This is in principle correct (although it's not $O(n!)$ but essentially just $O(2^n)$), because all of the operations involved are linear. For convenience, I'll use $\frac12(3n+1)$ as the 'growth' operator rather than the usual $3n+1$ (the two are equivalent since every $3n+1$-step is always followed by a halving); suppose we want to know whether there's a cycle that starts on an odd number and goes growth-half-growth. Then we solve the equation $n = g(h(g(n)))$, where $g(n)=\frac12(3n+1)$ and $h(n)=\frac n2$; this is equivalent to $n=\frac12\left(3(\frac14(3n+1))+1\right)$, or $n=\frac98n+\frac78$, or $n=-7$; thus, we know that no cycle can follow this pattern. More broadly, whatever the pattern we choose, we can 'translate' that pattern down to a single linear function, and so the equation $n=P(n)$ (where $P(n)$ is the function corresponding to the given pattern) can be solved for its (unique) solution, which can then be tested to see whether it's a positive integer (and whether it satisfies the constraints - that is, whether the sequence of Collatz operations applied to the number matches the sequence that was hypothesized).
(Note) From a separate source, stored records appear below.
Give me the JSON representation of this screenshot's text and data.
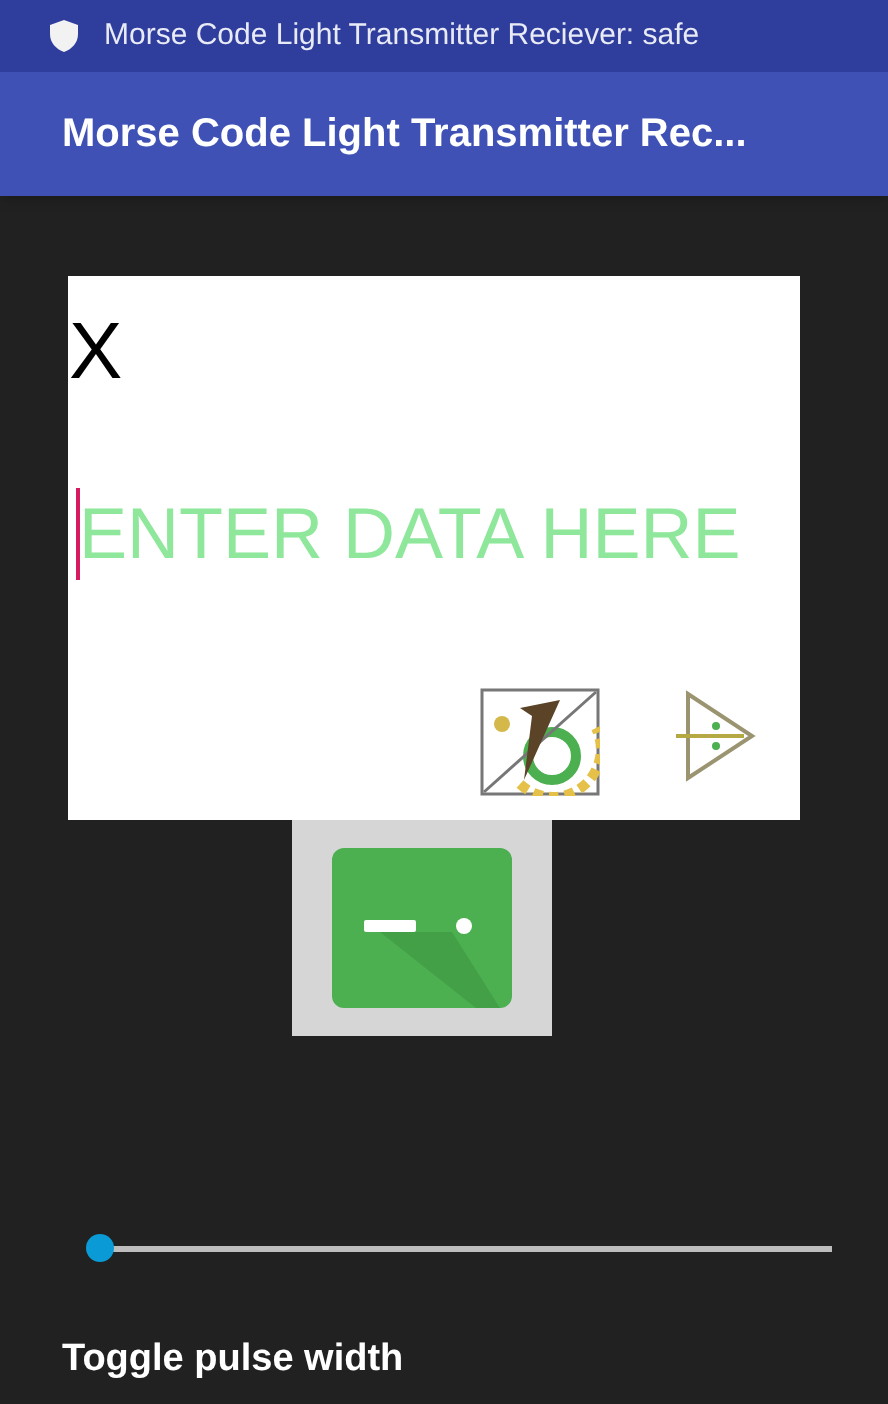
{
  "status_bar": {
    "text": "Morse Code Light Transmitter Reciever: safe"
  },
  "app_bar": {
    "title": "Morse Code Light Transmitter Rec..."
  },
  "input_card": {
    "close_label": "X",
    "field": {
      "placeholder": "ENTER DATA HERE",
      "focused": true
    }
  },
  "slider": {
    "level": 0
  },
  "slider_label": "Toggle pulse width"
}
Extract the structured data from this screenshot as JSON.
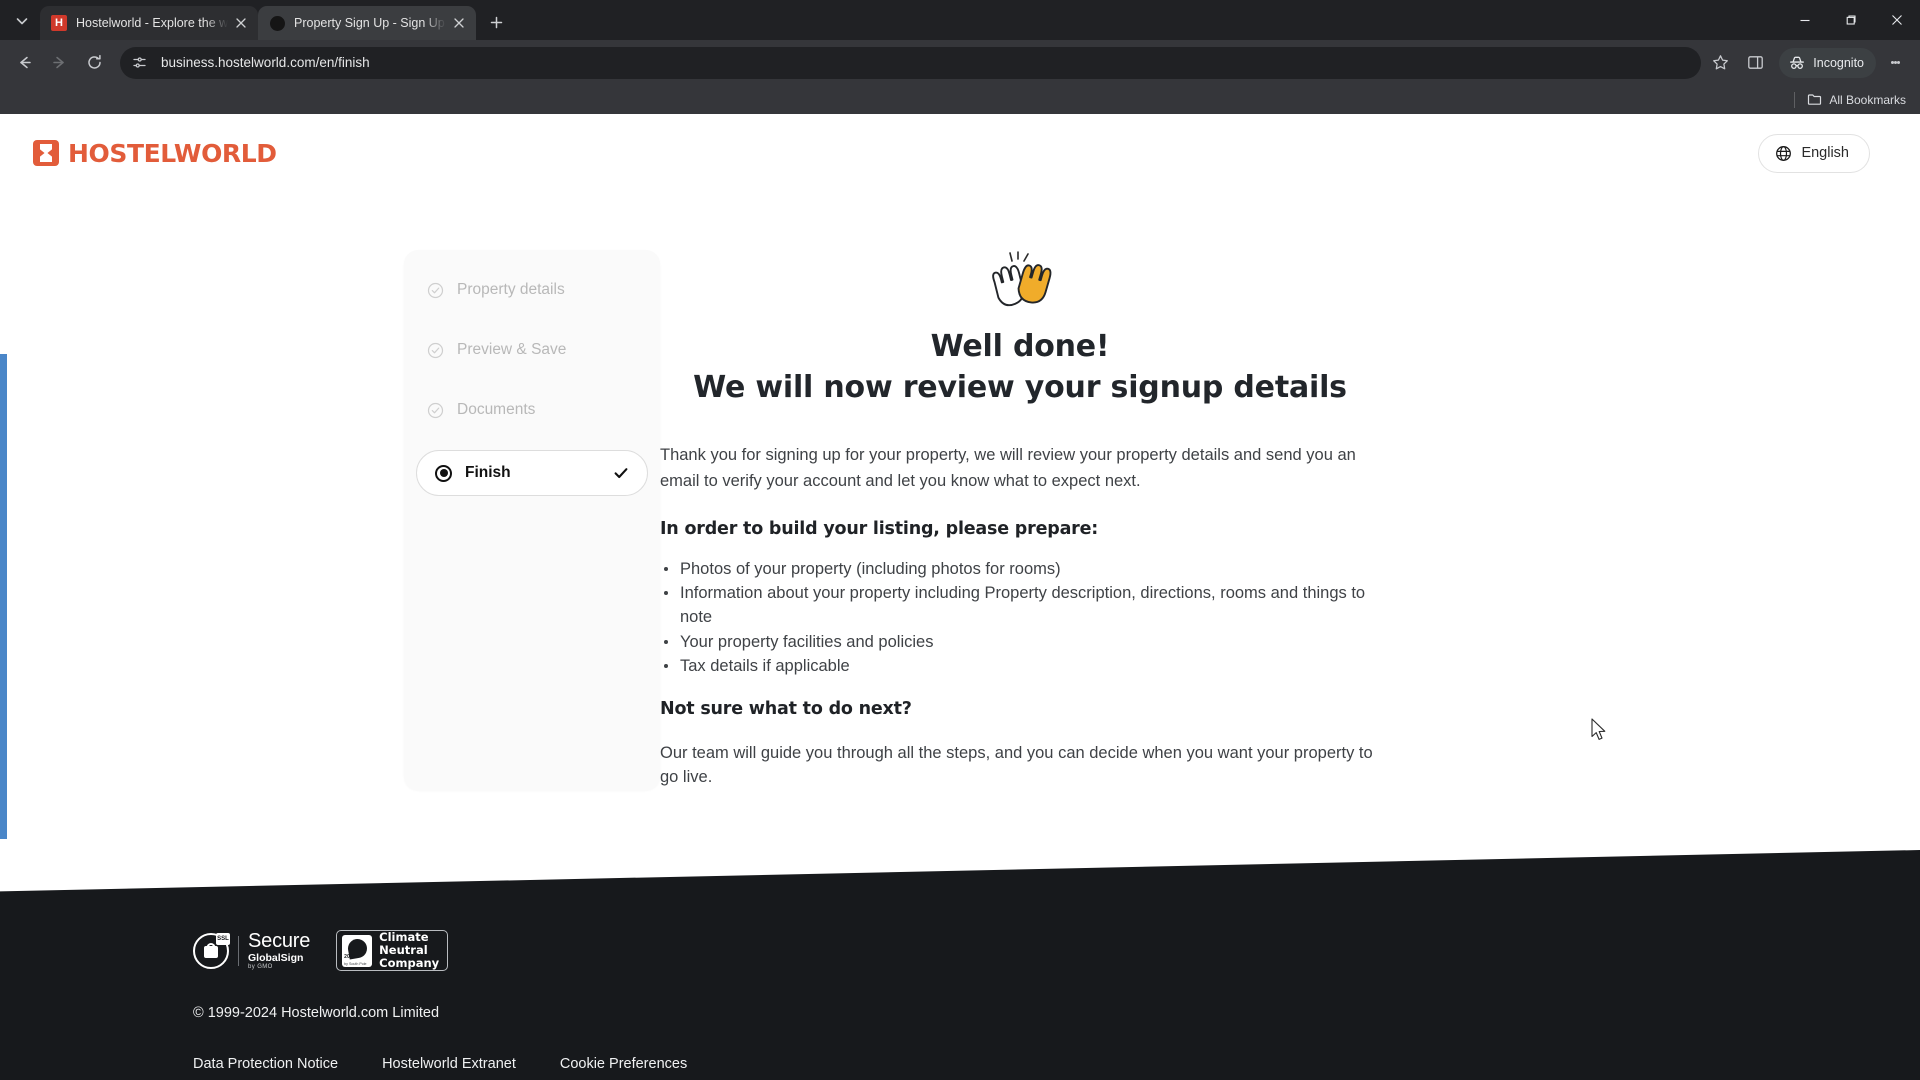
{
  "browser": {
    "tabs": [
      {
        "title": "Hostelworld - Explore the world",
        "favicon": "hostelworld-favicon",
        "active": false
      },
      {
        "title": "Property Sign Up - Sign Up Com",
        "favicon": "dark-circle-favicon",
        "active": true
      }
    ],
    "new_tab_label": "+",
    "url": "business.hostelworld.com/en/finish",
    "profile_chip": "Incognito",
    "bookmarks_label": "All Bookmarks",
    "icons": {
      "tab_search": "chevron-down-icon",
      "back": "back-arrow-icon",
      "forward": "forward-arrow-icon",
      "reload": "reload-icon",
      "site_settings": "tune-sliders-icon",
      "bookmark": "star-icon",
      "side_panel": "side-panel-icon",
      "incognito": "incognito-hat-icon",
      "menu": "three-dot-menu-icon",
      "minimize": "minimize-icon",
      "maximize": "maximize-icon",
      "close": "window-close-icon",
      "bookmarks_folder": "folder-icon"
    }
  },
  "header": {
    "brand": "HOSTELWORLD",
    "language_label": "English",
    "language_icon": "globe-icon",
    "brand_color": "#E25C3A"
  },
  "stepper": {
    "steps": [
      {
        "label": "Property details",
        "state": "completed",
        "icon": "check-circle-icon"
      },
      {
        "label": "Preview & Save",
        "state": "completed",
        "icon": "check-circle-icon"
      },
      {
        "label": "Documents",
        "state": "completed",
        "icon": "check-circle-icon"
      },
      {
        "label": "Finish",
        "state": "current",
        "icon": "radio-filled-icon",
        "trailing_icon": "check-icon"
      }
    ]
  },
  "main": {
    "emoji": "clapping-hands-emoji",
    "headline_line1": "Well done!",
    "headline_line2": "We will now review your signup details",
    "intro": "Thank you for signing up for your property, we will review your property details and send you an email to verify your account and let you know what to expect next.",
    "prepare_heading": "In order to build your listing, please prepare:",
    "prepare_items": [
      "Photos of your property (including photos for rooms)",
      "Information about your property including Property description, directions, rooms and things to note",
      "Your property facilities and policies",
      "Tax details if applicable"
    ],
    "next_heading": "Not sure what to do next?",
    "next_text": "Our team will guide you through all the steps, and you can decide when you want your property to go live."
  },
  "footer": {
    "badges": [
      {
        "name": "globalsign-secure-badge",
        "icon": "padlock-icon",
        "tag": "SSL",
        "line1": "Secure",
        "line2": "GlobalSign",
        "line3": "by GMO"
      },
      {
        "name": "climate-neutral-badge",
        "icon": "climate-swoosh-icon",
        "year": "2023",
        "by": "by South Pole",
        "line1": "Climate",
        "line2": "Neutral",
        "line3": "Company"
      }
    ],
    "copyright": "© 1999-2024 Hostelworld.com Limited",
    "links": [
      "Data Protection Notice",
      "Hostelworld Extranet",
      "Cookie Preferences"
    ],
    "background": "#17191c"
  }
}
But there are two catches: first, a potential cycle could be arbitrarily long, so this doesn't actually reduce the problem to a finite computation - it just allows for a different computation. Secondly, it's possible for there to be no other cycles but for the conjecture to still be false - in particular, it could be that there's only one cycle but that there's a sequence that grows without bound, and your method would never detect this case.
That said, this is an angle on the conjecture that's been investigated before - for instance, the paper "The 3x+1 problem and its Generalizations" from Jeffrey Lagarias talks about some related ideas and I certainly encourage you to study more deeply in those directions.